On the basis of the calculations, the reaction model for PT on the T₁ surface of OHBA is proposed. Figure 8 shows a schematic illustration of the mechanism of PT in OHBA(T₁). The initial state is OHBA(S₀) at the ground state (no figure). The electronic state is changed from S₀ to the T₁ state by UV-light irradiation via the S₁ state. At time zero of OHBA(T₁) (Figure 8a), the spin density is mainly distributed on carbon atoms of the benzene ring, expressed as Bz(C). On the T₁ potential energy surface, the structure of OHBA(T₁) is gradually deformed against the stable structure. The spin density is also gradually transferred from Bz(C) to C=O with this deformation (time 34–43 fs) (Figure 8b). When the density on C=O is larger than that of Bz(C) and is localized (Figure 8c), PT rapidly takes place from OH to C=O (Figure 8d). Thus, the localization of spin density of C=O plays an important role in the PT reaction.

4.2. Effects of H₂O on Proton Transfer-Switching Devices

The addition of H₂O to OHBA affected the time of PT. The time of PT in OHBA-H₂O was dependent on the position of H₂O around OHBA. The solvation of H₂O to OH or C=O groups (types 1 or 2) had no significant effect on the reaction rate because H₂O hardly moved around OHBA after the excitation to the T₁ state in types 1 and 2. In contrast, the solvation in the bridge site (OH-H₂O-C=O site: type 3) decelerated the time significantly of PT (50.2 vs. 251.2 fs).

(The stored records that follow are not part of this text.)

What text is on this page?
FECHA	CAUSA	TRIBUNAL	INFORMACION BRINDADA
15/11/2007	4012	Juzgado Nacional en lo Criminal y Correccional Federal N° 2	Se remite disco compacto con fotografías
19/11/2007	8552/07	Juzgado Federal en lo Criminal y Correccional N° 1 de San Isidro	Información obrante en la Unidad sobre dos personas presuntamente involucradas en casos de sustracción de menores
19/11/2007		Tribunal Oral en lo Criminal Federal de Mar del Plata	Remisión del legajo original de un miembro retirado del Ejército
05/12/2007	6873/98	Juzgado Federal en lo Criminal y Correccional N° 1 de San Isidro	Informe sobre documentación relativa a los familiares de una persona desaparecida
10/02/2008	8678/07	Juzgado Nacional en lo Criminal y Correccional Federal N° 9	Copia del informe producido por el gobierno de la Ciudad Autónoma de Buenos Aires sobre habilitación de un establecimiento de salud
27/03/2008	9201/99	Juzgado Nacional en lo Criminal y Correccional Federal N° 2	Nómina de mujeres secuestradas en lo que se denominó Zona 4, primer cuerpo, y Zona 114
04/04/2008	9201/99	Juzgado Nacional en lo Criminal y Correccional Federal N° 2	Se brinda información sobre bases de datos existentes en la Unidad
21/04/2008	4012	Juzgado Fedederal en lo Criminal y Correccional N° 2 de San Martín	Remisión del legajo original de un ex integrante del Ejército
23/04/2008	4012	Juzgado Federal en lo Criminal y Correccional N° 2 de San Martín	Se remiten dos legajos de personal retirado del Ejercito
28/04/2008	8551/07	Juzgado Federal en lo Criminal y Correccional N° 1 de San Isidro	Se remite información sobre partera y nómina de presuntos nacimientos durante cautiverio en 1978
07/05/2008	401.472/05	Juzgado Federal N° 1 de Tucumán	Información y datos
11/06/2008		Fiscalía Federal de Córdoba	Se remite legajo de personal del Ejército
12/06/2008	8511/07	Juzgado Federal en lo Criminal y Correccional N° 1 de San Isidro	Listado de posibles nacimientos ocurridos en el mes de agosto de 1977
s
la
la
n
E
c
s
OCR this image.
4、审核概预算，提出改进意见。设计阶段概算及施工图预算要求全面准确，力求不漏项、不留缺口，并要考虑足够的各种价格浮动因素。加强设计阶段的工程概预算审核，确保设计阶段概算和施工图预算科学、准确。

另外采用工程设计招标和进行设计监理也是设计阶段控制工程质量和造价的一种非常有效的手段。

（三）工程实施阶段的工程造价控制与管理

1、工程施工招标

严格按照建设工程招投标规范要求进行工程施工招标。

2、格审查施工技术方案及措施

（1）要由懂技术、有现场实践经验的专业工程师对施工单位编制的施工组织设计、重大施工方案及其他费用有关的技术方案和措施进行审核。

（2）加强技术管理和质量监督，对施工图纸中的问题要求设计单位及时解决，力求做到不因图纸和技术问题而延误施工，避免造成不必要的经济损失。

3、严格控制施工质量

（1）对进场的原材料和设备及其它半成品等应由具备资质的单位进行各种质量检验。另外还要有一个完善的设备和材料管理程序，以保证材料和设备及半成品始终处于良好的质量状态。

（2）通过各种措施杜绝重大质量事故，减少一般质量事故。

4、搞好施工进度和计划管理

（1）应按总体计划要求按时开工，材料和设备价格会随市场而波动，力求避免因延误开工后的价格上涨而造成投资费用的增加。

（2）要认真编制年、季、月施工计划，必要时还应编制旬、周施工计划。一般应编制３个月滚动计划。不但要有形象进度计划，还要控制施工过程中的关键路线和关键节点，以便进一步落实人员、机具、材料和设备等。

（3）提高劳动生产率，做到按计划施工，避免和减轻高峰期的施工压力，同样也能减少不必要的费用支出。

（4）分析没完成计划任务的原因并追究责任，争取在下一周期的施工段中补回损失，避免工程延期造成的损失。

This is due to the fact that the movement of H₂O is required from the bridge to C=O sites before PT. Therefore, a long time is needed in type 3.

OHBA is one of the simplest molecules for ON-OFF proton transfer-switching devices. Previously, it was known that PT occurred at the excited S₁ state of OHBA. The present study indicated that PT takes place on the T₁ state surface. The time of PT is very fast, less than 50 fs. Hence, OHBA can be effective for a PT switching device. It was also found that the localization of spin density on C=O is important for PT to proceed.

It is known that the residual water affects strongly the properties of semiconductors. Recently, it was experimentally shown that defending against H₂O adsorption can increase the transistor operating speed by a factor of ten in In₂O₃-based TFT [27]. Ghediya et al. suggested that the coating of the In₂O₃ surface prevents the adsorption of H₂O and increases the ability as semiconductor [27]. Therefore, studying the effect of H₂O on PT is important in the development of an effective semiconductor. In the present study, the effects of H₂O on the PT rate were investigated by means of the direct AIMD method. The PT rates were strongly dependent on the position of H₂O around OHBA. In types 1 and 2, PT rates were close to that of OHBA without H₂O. In contrast, H₂O in the bridge site (type 3) affected strongly to the PT rate. This is due to the fact that H₂O in the bridge site prevented the localization of spin density on the C=O carbonyl of OHBA(T₁).

5. Conclusions

The excited state of the PT reaction plays a crucial role in DNA defense and ON-OFF proton-switching molecular devices. OHBA is the simplest model molecule for the PT reactions caused by photo-excitation. In the present study, the reaction mechanism of PT in OHBA was investigated by means of the direct AIMD method. The triplet (T₁) state of OHBA, OHBA(T₁), was considered as the excited state because there is no information on the reaction of OHBA(T₁).

The present dynamic calculations for OHBA(T₁) showed that fast PT occurred from the OH to C=O carbonyl groups at the T₁ state as well as the S₁ state. The time of PT was calculated to be 34–57 fs, indicating that PT in OHBA(T₁) was a very fast process. The localization of spin density on C=O dominates strongly the PT rate.

Next, the effects of residual water (H₂O) on the PT rate were investigated using the OHBA-H₂O 1:1 complexes. The PT rates were affected by the position of H₂O around OHBA, where the localization of spin density on C=O was dependent on the position of H₂O. The present calculations provided important information on the effects of residual water on PT rate in molecular devices.